TNF inhibitors, notably anti-TNF monoclonal antibodies, increase the risk of reactivation of latent TB and other intracellular infections [7]. Paradoxically, the granulomatous host response to TB may protect the sequestered M. tuberculosis from the administered anti-TB therapy, suggesting that treatment might be improved by therapeutic disruption of the granulomas [2]. Hence, adjunctive immunotherapy could be a novel strategy in patients with active TB. Indeed, two prospective controlled studies involving patients with TB have indicated that TNF inhibition and steroid appears to accelerate, rather than compromise, tissue sterilization [8, 9].

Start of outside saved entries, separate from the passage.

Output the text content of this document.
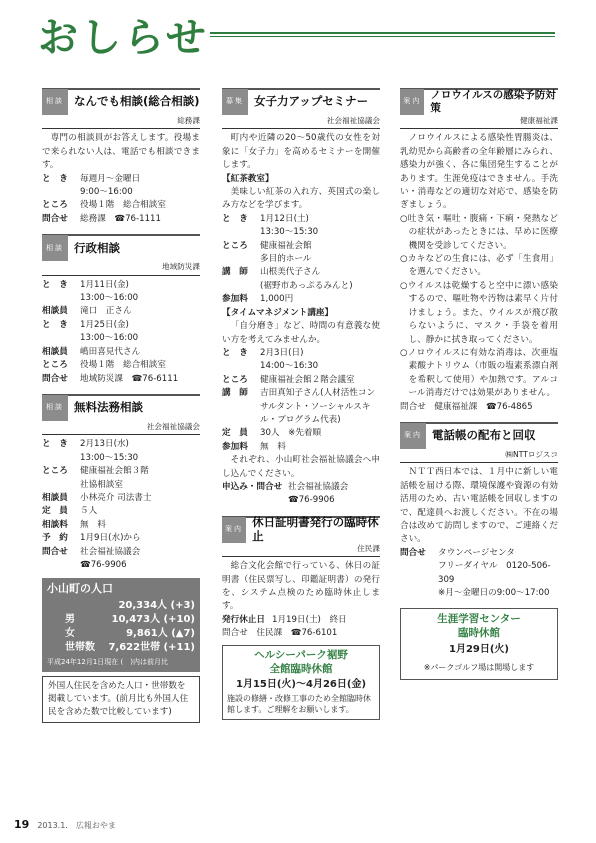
おしらせ
相談 なんでも相談(総合相談)
総務課
専門の相談員がお答えします。役場まで来られない人は、電話でも相談できます。
と　き	毎週月～金曜日
9:00～16:00
ところ	役場１階　総合相談室
問合せ	総務課　☎76-1111
相談 行政相談
地域防災課
と　き	1月11日(金)
13:00～16:00
相談員	滝口　正さん
と　き	1月25日(金)
13:00～16:00
相談員	嶋田喜見代さん
ところ	役場１階　総合相談室
問合せ	地域防災課　☎76-6111
相談 無料法務相談
社会福祉協議会
と　き	2月13日(水)
13:00～15:30
ところ	健康福祉会館３階
社協相談室
相談員	小林亮介 司法書士
定　員	５人
相談料	無　料
予　約	1月9日(水)から
問合せ	社会福祉協議会
☎76-9906
小山町の人口
20,334人 (+3)
男	10,473人 (+10)
女	9,861人 (▲7)
世帯数	7,622世帯 (+11)
平成24年12月1日現在 (　)内は前月比
外国人住民を含めた人口・世帯数を掲載しています。(前月比も外国人住民を含めた数で比較しています)
募集 女子力アップセミナー
社会福祉協議会
町内や近隣の20～50歳代の女性を対象に「女子力」を高めるセミナーを開催します。
【紅茶教室】
美味しい紅茶の入れ方、英国式の楽しみ方などを学びます。
と　き	1月12日(土)
13:30～15:30
ところ	健康福祉会館
多目的ホール
講　師	山根美代子さん
(裾野市あっぷるみんと)
参加料	1,000円
【タイムマネジメント講座】
「自分磨き」など、時間の有意義な使い方を考えてみませんか。
と　き	2月3日(日)
14:00～16:30
ところ	健康福祉会館２階会議室
講　師	吉田真知子さん(人材活性コンサルタント・ソーシャルスキル・プログラム代表)
定　員	30人　※先着順
参加料	無　料
それぞれ、小山町社会福祉協議会へ申し込んでください。
申込み・問合せ 社会福祉協議会
☎76-9906
案内 休日証明書発行の臨時休止
住民課
総合文化会館で行っている、休日の証明書（住民票写し、印鑑証明書）の発行を、システム点検のため臨時休止します。
発行休止日 1月19日(土)　終日
問合せ　住民課　☎76-6101
ヘルシーパーク裾野
全館臨時休館
1月15日(火)～4月26日(金)
施設の修繕・改修工事のため全館臨時休館します。ご理解をお願いします。
案内
ノロウイルスの感染予防対策
健康福祉課
ノロウイルスによる感染性胃腸炎は、乳幼児から高齢者の全年齢層にみられ、感染力が強く、各に集団発生することがあります。生涯免疫はできません。手洗い・消毒などの適切な対応で、感染を防ぎましょう。
○吐き気・嘔吐・腹痛・下痢・発熱などの症状があったときには、早めに医療機関を受診してください。
○カキなどの生食には、必ず「生食用」を選んでください。
○ウイルスは乾燥すると空中に漂い感染するので、嘔吐物や汚物は素早く片付けましょう。また、ウイルスが飛び散らないように、マスク・手袋を着用し、静かに拭き取ってください。
○ノロウイルスに有効な消毒は、次亜塩素酸ナトリウム（市販の塩素系漂白剤を希釈して使用）や加熱です。アルコール消毒だけでは効果がありません。
問合せ　健康福祉課　☎76-4865
案内 電話帳の配布と回収
㈱NTTロジスコ
ＮＴＴ西日本では、１月中に新しい電話帳を届ける際、環境保護や資源の有効活用のため、古い電話帳を回収しますので、配達員へお渡しください。不在の場合は改めて訪問しますので、ご連絡ください。
問合せ	タウンページセンタ
フリーダイヤル　0120-506-309
※月～金曜日の9:00～17:00
生涯学習センター
臨時休館
1月29日(火)
※パークゴルフ場は開場します
19 2013.1. 広報おやま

This effect may be the result of enhanced penetration of TB drugs into granulomas, or enhanced bactericidal activity of the drugs [2]. Indeed, two randomized controlled trials of adjuvant use of immunomodulators (prednisolone [8] and etanercept [9]) in patients with pulmonary TB found that these interventions significantly accelerated negative conversion of sputum culture results. However, clinical experience with adjunctive TNF inhibitors in PRs is limited. To the best of our knowledge, only two cases, one involving steroid-refractory TB meningitis [1] and the other life-threatening pulmonary TB [7], have been reported, as well as one case of HIV-related immune reconstitution inflammatory syndrome caused by cerebral cryptococcosis [10].

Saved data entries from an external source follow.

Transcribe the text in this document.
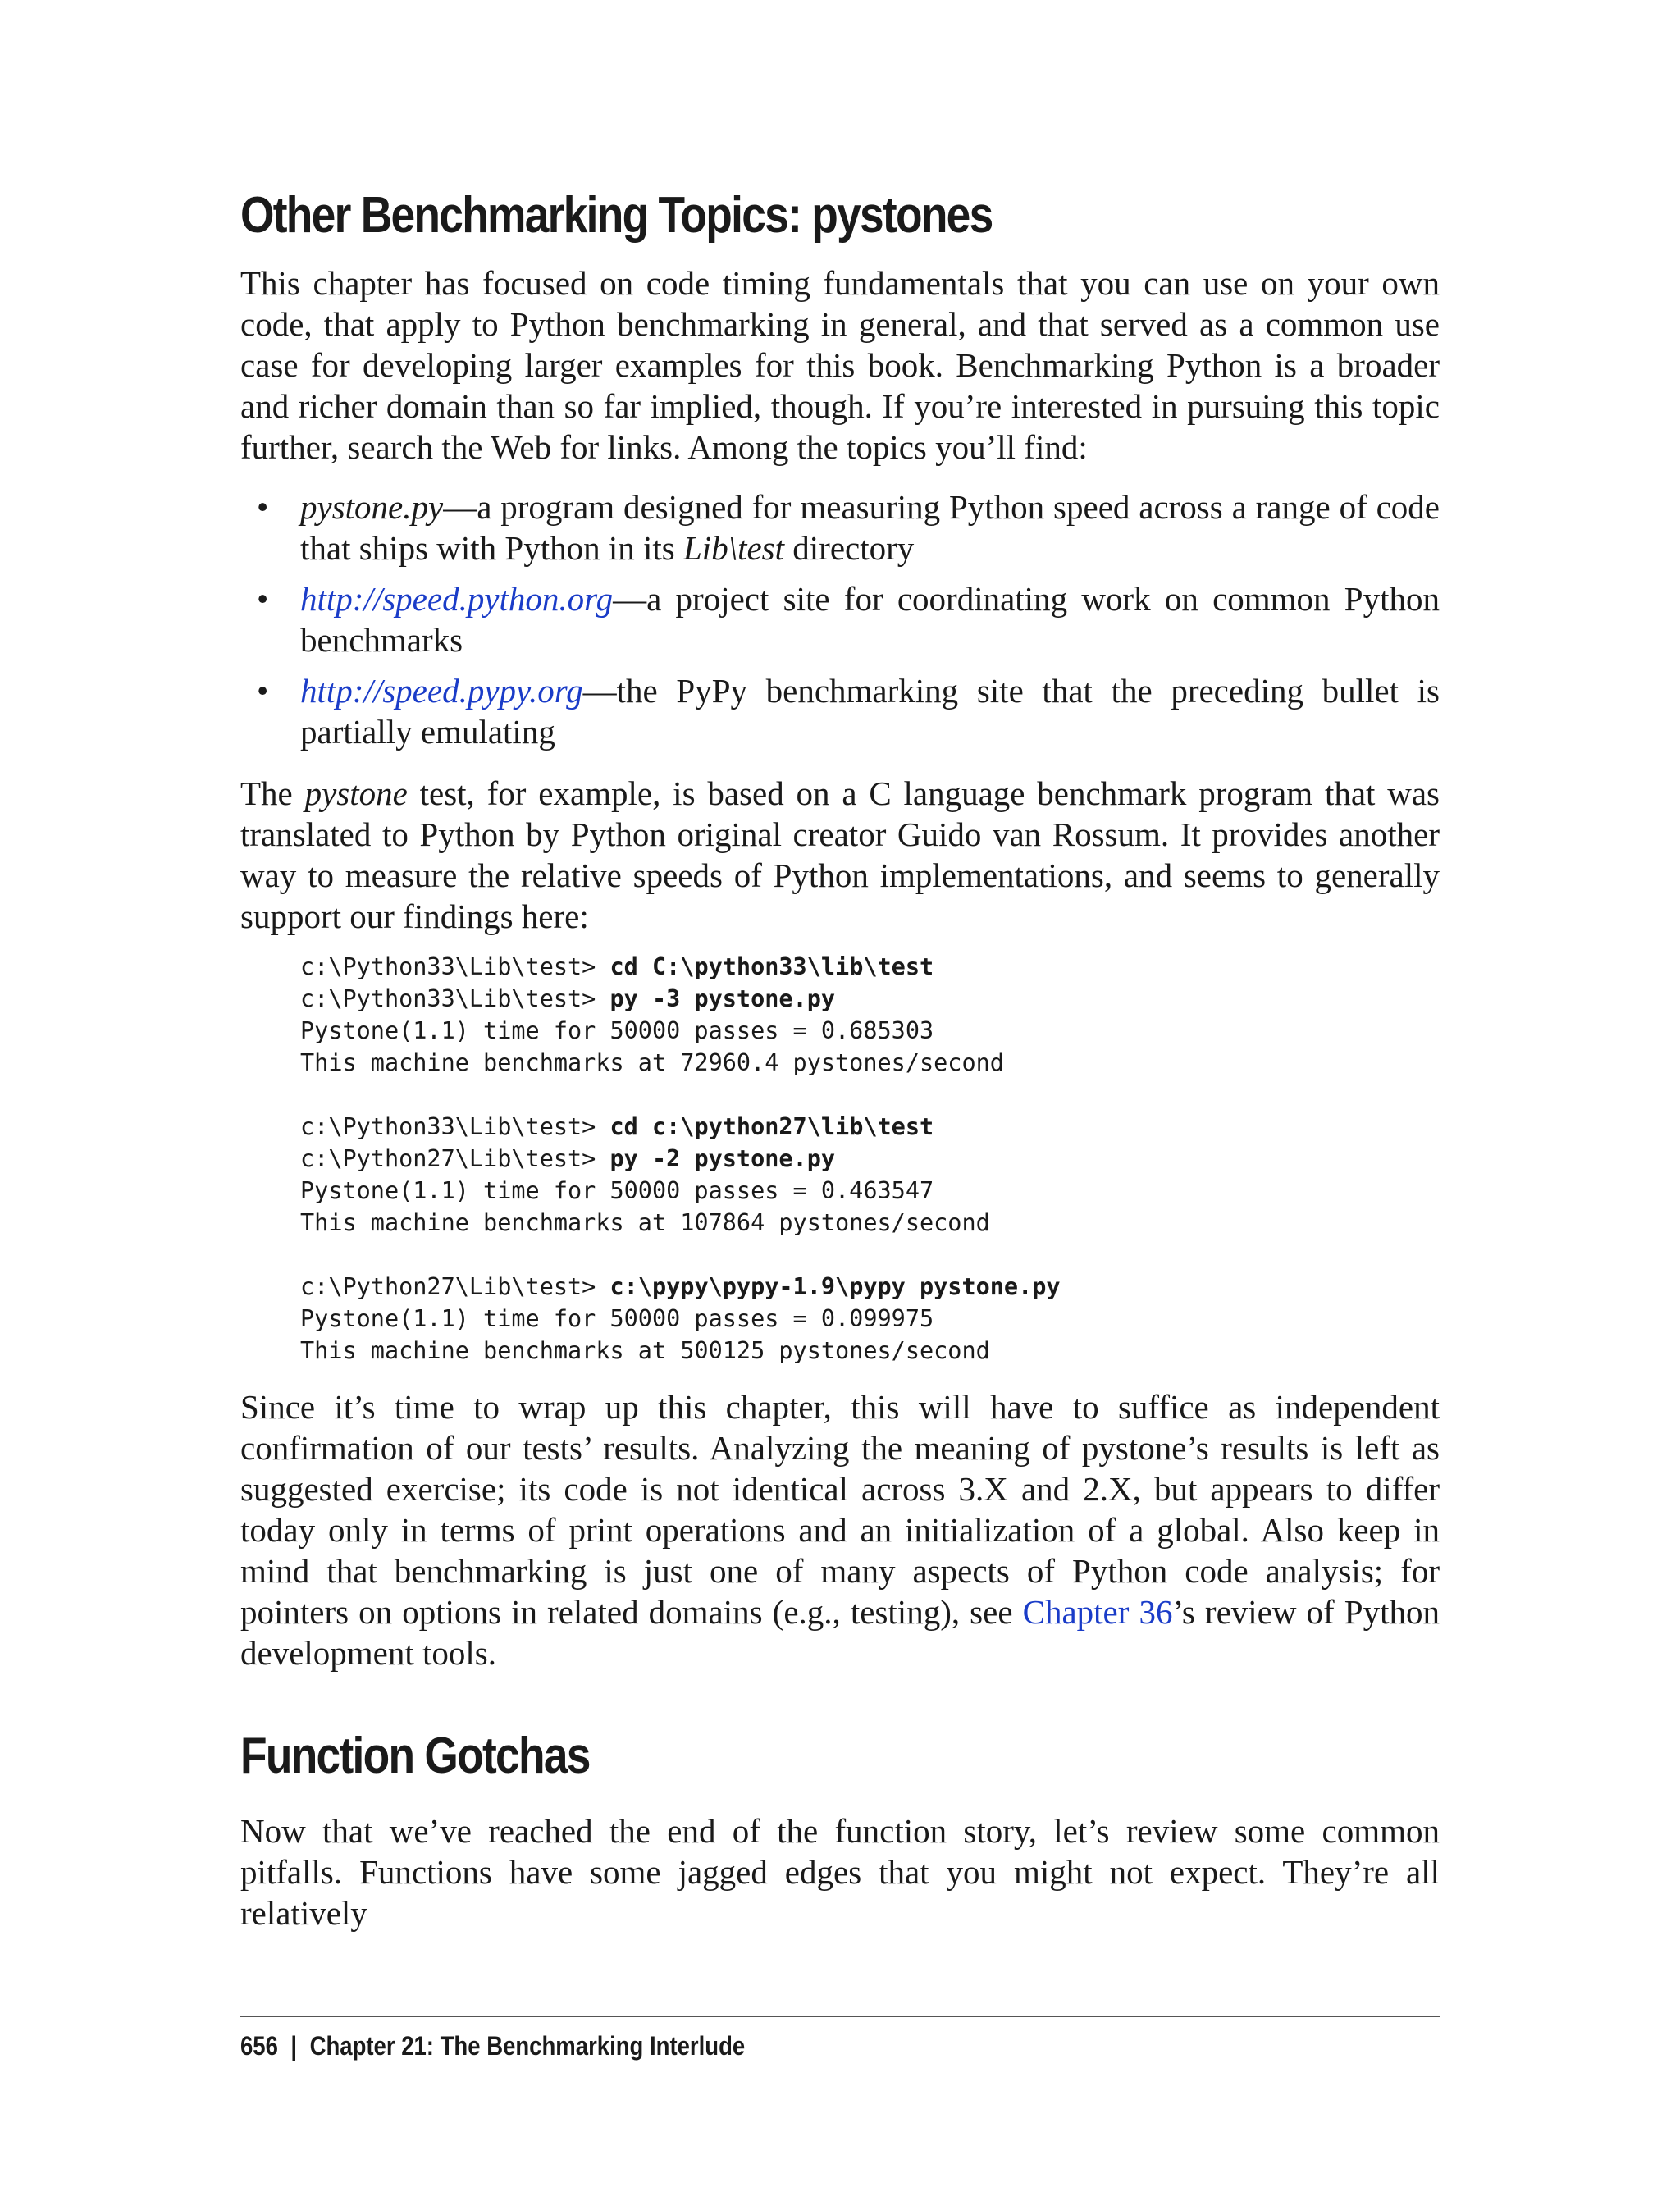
Other Benchmarking Topics: pystones

This chapter has focused on code timing fundamentals that you can use on your own code, that apply to Python benchmarking in general, and that served as a common use case for developing larger examples for this book. Benchmarking Python is a broader and richer domain than so far implied, though. If you’re interested in pursuing this topic further, search the Web for links. Among the topics you’ll find:

• pystone.py—a program designed for measuring Python speed across a range of code that ships with Python in its Lib\test directory
• http://speed.python.org—a project site for coordinating work on common Python benchmarks
• http://speed.pypy.org—the PyPy benchmarking site that the preceding bullet is partially emulating

The pystone test, for example, is based on a C language benchmark program that was translated to Python by Python original creator Guido van Rossum. It provides another way to measure the relative speeds of Python implementations, and seems to generally support our findings here:

c:\Python33\Lib\test> cd C:\python33\lib\test
c:\Python33\Lib\test> py -3 pystone.py
Pystone(1.1) time for 50000 passes = 0.685303
This machine benchmarks at 72960.4 pystones/second
c:\Python33\Lib\test> cd c:\python27\lib\test
c:\Python27\Lib\test> py -2 pystone.py
Pystone(1.1) time for 50000 passes = 0.463547
This machine benchmarks at 107864 pystones/second
c:\Python27\Lib\test> c:\pypy\pypy-1.9\pypy pystone.py
Pystone(1.1) time for 50000 passes = 0.099975
This machine benchmarks at 500125 pystones/second

Since it’s time to wrap up this chapter, this will have to suffice as independent confirmation of our tests’ results. Analyzing the meaning of pystone’s results is left as suggested exercise; its code is not identical across 3.X and 2.X, but appears to differ today only in terms of print operations and an initialization of a global. Also keep in mind that benchmarking is just one of many aspects of Python code analysis; for pointers on options in related domains (e.g., testing), see Chapter 36’s review of Python development tools.

Function Gotchas

Now that we’ve reached the end of the function story, let’s review some common pitfalls. Functions have some jagged edges that you might not expect. They’re all relatively

656 | Chapter 21: The Benchmarking Interlude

In our case, the patient’s neurological symptoms, such as memory dysfunction and gait disturbance, were unresponsive to corticosteroid and deteriorated rapidly as corticosteroids were reduced. Although a contributory effect of dexamethasone cannot be excluded (at the time of the second adalimumab infusion), we assume that the use of adalimumab played a key role in the clinical course by replacing or enhancing the activity of steroid in the management of his steroid-refractory TB meningitis. However, our single case study should be cautiously interpreted to apply anti-TNF therapy in TB meningitis patients with steroid-refractory paradoxical responses. So, anti-TNF therapy as a double-edged sword may not be applicable to all steroid-refractory TB meningitis cases. We thus suggest that systemic evaluation of the appropriate use and adequate dosing regimen of this class of immunomodulators for management of steroid-refractory TB meningitis should be performed to answer many questions.

In summary, this case illustrates the beneficial effect of adalimumab therapy in a PR that was unresponsive to high-dose corticosteroids because it replaced or enhanced the activity of steroid. Additional studies are needed of the role of anti-TNF monoclonal antibody as adjuvant therapy in patients with TB who have severe PRs.